Theoretical Background
The existence of plasmons was first predicted by David Pines and David Bohm in 1952 and was observed experimentally soon after by Rufus Ritchie. Plasmons can be described in the classical picture as an oscillation of electron density with respect to the fixed positive ions in a metal. However, a full quantum mechanical description involving the quantization of these oscillations is more complex.
Properties of Plasmons
Plasmons can couple with electromagnetic radiation to create a plasmon polariton, which is a coupling of the collective oscillations of free electrons (plasmons) and the electromagnetic field. This coupling can occur because the oscillating electric field of the light drives the oscillation of the electrons.

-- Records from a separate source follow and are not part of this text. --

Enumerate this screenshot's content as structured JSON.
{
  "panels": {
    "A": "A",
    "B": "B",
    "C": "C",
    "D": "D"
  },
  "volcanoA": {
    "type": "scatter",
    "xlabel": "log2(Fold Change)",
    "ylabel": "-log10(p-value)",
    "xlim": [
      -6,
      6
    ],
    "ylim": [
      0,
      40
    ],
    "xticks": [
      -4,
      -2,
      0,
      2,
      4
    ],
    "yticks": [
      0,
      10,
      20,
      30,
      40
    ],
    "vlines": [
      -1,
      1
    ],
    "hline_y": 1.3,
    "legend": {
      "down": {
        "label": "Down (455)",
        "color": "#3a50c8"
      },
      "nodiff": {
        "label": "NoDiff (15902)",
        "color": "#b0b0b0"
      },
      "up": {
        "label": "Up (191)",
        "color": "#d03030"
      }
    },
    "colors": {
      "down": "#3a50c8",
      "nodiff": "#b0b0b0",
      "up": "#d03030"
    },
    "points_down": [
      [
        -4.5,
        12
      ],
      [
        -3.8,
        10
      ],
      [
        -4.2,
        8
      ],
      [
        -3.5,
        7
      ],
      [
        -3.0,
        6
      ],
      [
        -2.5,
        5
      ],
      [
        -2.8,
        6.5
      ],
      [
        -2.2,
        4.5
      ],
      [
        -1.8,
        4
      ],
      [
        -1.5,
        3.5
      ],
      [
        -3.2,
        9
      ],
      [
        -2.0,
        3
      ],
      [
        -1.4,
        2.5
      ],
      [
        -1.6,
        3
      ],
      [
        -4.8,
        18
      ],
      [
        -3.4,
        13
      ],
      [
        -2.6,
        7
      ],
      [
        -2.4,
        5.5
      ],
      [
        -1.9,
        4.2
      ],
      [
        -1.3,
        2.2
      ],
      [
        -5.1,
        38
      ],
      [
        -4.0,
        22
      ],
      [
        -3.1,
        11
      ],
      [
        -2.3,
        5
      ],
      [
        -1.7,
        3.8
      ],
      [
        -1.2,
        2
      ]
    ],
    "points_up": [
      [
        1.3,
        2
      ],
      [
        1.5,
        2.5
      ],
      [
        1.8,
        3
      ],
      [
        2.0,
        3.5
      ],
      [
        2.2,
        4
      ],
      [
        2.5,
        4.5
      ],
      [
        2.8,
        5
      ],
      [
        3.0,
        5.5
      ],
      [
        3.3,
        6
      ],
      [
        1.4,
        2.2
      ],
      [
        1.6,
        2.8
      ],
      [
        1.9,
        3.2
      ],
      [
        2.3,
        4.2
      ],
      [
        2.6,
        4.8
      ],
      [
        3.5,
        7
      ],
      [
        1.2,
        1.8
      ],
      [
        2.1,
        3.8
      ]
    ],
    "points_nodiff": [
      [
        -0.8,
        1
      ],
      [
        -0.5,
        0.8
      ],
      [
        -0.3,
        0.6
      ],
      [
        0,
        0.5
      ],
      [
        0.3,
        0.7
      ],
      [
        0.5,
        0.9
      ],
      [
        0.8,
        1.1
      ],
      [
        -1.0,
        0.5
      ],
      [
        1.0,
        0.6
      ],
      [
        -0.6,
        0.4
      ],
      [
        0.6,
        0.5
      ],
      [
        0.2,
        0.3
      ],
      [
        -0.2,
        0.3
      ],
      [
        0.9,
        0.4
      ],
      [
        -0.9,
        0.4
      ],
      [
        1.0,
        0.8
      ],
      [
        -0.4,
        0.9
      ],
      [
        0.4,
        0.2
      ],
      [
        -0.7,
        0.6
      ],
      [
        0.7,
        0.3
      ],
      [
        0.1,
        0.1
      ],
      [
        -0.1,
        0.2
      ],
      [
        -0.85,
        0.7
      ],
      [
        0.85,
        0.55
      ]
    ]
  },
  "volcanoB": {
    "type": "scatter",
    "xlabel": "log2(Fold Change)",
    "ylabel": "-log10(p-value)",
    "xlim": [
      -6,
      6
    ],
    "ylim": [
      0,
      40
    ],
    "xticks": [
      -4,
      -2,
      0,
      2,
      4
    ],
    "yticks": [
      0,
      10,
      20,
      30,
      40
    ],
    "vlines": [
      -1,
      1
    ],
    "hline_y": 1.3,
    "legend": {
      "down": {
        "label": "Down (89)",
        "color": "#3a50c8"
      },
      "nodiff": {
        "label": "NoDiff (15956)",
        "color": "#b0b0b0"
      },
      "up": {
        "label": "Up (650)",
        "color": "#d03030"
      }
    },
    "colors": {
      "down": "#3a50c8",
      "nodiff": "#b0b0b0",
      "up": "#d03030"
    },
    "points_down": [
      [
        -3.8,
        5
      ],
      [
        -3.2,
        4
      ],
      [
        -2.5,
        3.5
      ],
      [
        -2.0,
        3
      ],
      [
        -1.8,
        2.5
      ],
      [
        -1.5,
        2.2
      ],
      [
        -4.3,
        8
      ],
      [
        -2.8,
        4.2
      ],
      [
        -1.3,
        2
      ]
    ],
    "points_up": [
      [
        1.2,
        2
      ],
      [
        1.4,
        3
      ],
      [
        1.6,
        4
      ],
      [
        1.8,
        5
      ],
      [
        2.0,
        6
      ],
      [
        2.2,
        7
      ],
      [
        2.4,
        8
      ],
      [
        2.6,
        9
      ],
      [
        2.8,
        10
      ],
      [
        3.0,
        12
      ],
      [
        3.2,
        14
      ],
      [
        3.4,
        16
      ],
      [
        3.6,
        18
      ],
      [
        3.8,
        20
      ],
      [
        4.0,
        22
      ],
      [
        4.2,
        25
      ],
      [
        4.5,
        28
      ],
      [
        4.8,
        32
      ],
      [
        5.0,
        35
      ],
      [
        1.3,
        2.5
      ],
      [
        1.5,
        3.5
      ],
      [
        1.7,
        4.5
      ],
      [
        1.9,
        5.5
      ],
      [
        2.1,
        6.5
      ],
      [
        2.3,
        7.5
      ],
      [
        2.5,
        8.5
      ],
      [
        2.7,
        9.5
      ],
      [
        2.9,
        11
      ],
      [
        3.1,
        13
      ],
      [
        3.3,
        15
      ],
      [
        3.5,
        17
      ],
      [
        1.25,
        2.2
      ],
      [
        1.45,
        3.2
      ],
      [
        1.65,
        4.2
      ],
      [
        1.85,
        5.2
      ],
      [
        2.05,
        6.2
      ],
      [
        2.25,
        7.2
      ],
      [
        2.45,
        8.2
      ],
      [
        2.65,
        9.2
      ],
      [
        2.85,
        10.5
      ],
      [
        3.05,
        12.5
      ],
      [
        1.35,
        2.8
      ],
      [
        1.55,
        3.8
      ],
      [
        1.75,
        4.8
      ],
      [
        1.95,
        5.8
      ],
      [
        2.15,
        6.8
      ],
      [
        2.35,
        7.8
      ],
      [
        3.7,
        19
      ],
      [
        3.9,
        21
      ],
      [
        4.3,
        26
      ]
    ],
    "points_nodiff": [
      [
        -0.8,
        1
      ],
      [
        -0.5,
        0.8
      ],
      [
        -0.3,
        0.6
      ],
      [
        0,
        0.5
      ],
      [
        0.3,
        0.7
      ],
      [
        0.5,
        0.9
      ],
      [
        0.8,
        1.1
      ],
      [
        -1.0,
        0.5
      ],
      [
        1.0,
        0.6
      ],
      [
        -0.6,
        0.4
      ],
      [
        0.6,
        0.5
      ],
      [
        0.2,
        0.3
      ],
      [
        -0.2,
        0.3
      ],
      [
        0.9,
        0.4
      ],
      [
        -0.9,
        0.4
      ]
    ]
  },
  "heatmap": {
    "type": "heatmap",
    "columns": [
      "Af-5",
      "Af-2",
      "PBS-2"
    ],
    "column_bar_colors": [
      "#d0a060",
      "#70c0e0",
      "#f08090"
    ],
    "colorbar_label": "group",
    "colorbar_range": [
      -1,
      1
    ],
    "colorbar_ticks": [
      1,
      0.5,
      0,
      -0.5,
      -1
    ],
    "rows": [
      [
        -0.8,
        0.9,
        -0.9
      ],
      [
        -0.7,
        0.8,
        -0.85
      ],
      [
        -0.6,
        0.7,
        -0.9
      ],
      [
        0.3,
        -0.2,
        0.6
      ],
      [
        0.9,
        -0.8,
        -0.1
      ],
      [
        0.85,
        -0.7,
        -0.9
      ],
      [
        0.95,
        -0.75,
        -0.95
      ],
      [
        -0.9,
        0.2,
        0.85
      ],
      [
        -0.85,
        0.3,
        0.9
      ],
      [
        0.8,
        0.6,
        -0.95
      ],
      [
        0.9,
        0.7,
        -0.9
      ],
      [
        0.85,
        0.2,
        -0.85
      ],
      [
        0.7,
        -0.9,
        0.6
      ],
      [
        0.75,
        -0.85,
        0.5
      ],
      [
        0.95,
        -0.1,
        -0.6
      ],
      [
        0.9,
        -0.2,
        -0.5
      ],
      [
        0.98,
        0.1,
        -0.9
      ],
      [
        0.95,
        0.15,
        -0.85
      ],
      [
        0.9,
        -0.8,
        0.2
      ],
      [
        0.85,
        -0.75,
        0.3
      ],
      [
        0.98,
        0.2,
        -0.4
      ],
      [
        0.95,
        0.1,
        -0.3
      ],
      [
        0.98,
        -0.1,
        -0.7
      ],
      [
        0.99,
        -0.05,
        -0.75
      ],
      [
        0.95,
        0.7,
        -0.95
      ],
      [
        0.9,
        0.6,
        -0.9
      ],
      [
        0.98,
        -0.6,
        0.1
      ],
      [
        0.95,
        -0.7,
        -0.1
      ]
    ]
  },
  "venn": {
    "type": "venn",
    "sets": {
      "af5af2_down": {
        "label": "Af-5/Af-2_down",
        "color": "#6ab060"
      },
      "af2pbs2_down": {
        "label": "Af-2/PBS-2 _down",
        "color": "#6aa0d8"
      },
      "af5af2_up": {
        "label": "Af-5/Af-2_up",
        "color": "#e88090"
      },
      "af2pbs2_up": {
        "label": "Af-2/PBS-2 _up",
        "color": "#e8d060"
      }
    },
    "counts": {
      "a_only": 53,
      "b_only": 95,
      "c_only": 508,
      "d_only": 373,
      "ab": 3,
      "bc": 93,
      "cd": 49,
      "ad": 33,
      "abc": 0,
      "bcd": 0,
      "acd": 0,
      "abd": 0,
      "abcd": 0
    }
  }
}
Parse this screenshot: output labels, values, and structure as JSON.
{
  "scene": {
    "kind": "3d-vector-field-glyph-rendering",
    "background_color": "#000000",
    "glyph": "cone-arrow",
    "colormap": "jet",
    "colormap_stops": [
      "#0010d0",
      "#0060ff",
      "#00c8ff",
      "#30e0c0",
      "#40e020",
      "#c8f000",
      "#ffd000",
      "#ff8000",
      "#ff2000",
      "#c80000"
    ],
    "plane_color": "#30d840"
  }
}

Plasmons are a propagating collective oscillation of electrons, often at optical frequencies, which can exist at interfaces between materials where the real parts of the dielectric function change sign across the interface. Because of their charge, these electrons are strongly coupled to electromagnetic fields, which gives rise to the plasmon's dispersion relation and resonance frequency.
Surface Plasmons
Surface plasmons are those plasmons that are confined to surfaces and that interact strongly with light resulting in a polariton. They occur at the interface between a vacuum or material and a metal. If the photon's energy is too low to excite a plasmon, it will be reflected, resulting in total internal reflection. The momentum of the photon can be adjusted by altering the angle of incidence, and for a specific angle, the energy and momentum will match that of a surface plasmon. This allows the photon to couple to the plasmon, and the energy is transferred into the surface plasmon.
Applications of Plasmons
Plasmons have been used to enhance the performance of optical and electronic devices. They are used in surface plasmon resonance sensors to detect small changes in the refractive index of a medium. They are also used in plasmon-enhanced spectroscopy to increase the sensitivity of spectroscopic measurements.
Plasmons are also being investigated for use in plasmonics, a new branch of photonics, for applications ranging from quantum information processing to biomedical imaging. The field of plasmonics is still in its infancy, but it holds promise for a wide range of applications.